As the compressor, in addition to rotary displacement types such as rotary vane type, rotary piston type, screw type, and Roots type, systems such as reciprocating displacement type and centrifugal type are also used. Further, an oil injection type or a dry type may be used.

〔Effect of the invention〕

According to the present invention, the increase in the refrigeration effect due to supercooling can be achieved without impairing the increase in the refrigeration effect in the economizer cycle, while compensating for the loss due to refrigerant gas generation in places other than the evaporator, and preventing a decrease in the efficiency of the refrigeration system.
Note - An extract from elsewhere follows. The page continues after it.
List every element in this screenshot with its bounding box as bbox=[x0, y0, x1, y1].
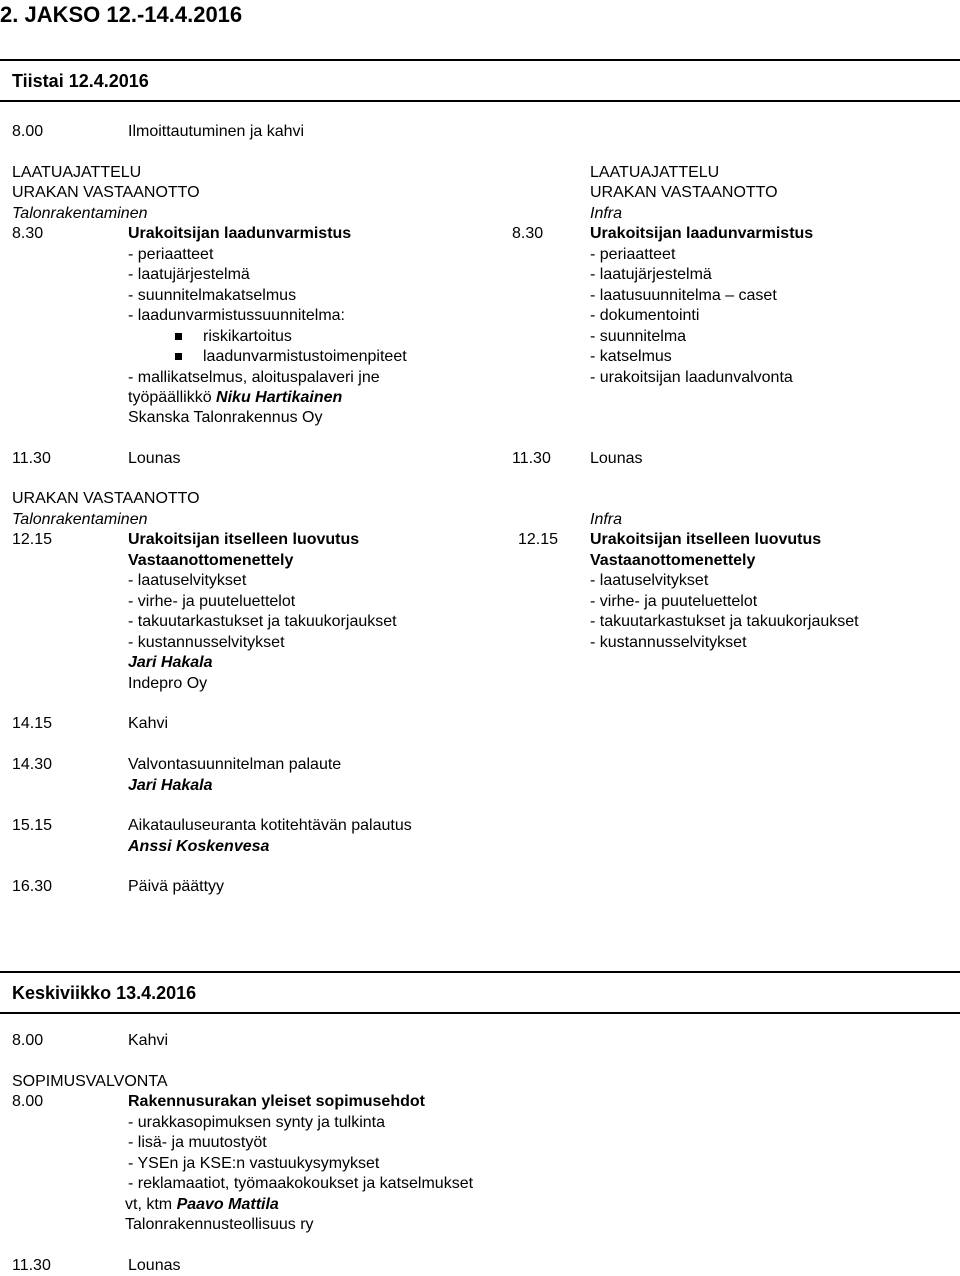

Therefore, it is possible to provide an oil return device for a refrigeration system that can return oil flowing into a low pressure section to a compressor, which is extremely effective in practice.

[Brief explanation of the drawing]

1, 2, and 3 show different embodiments of the present invention, and FIG. 4 shows the different embodiments of the present invention.
Mollier diagram of the example in the figure, Figure 5 is the second
FIG. 3 shows a Mollier diagram of the embodiment in the figure. 1... Compressor, 3... Oil supply hole, 11... Oil separator, 12... Oil pump, 13... Oil cooler, 15
... Condenser, 16 ... Expansion valve, 17 ... Evaporator,
18...Low pressure receiver, 19...Refrigerant pump, 3
0... Suction pipe, 31, 32... Discharge pipe, 33...
Outlet pipe, 34, 35... Oil pipe, 37... Oil return pipe, 43, 44... Piping, 46... Economizer, 47... Heat exchanger, 48... Intermediate suction pipe, 4
9...Float valve, 50...Piping, 51...Oil return pipe, 52...Piping, 53...Expansion valve, 54...
Piping, 55, 56, 57... Piping.

Claims (1)

[Claims] 1. A refrigeration cycle is formed by a compressor, a condenser, an evaporator, and a refrigerant path connecting these, and an economizer is provided in the middle of the refrigerant path from the outlet of the condenser to the inlet of the evaporator. , in an oil return device for a refrigeration system in which a gas phase portion of the economizer is connected to an intermediate pressure stage of the compressor, an oil refrigerant liquid storage section in a low pressure section of the refrigeration system where an oil refrigerant liquid is stored; A heat exchanger is provided at a position lower than the liquid level, and an oil refrigerant liquid containing a large amount of oil among the liquids stored in the oil refrigerant liquid storage part is guided to the heated side of the heat exchanger, and the oil refrigerant liquid containing a large amount of oil is guided from the economizer. An oil return device for a refrigeration system, characterized in that it is configured to exchange heat with a refrigerant liquid and guide evaporated refrigerant vapor and oil to a refrigerant path on the suction side of the compressor. 2. The device according to claim 1, wherein the economizer is a closed economizer. 3. The apparatus of claim 1, wherein the economizer is an open economizer. 4. The device according to claim 1, wherein the storage section is an evaporator. 5. The device of claim 1, wherein the reservoir is a low pressure receiver.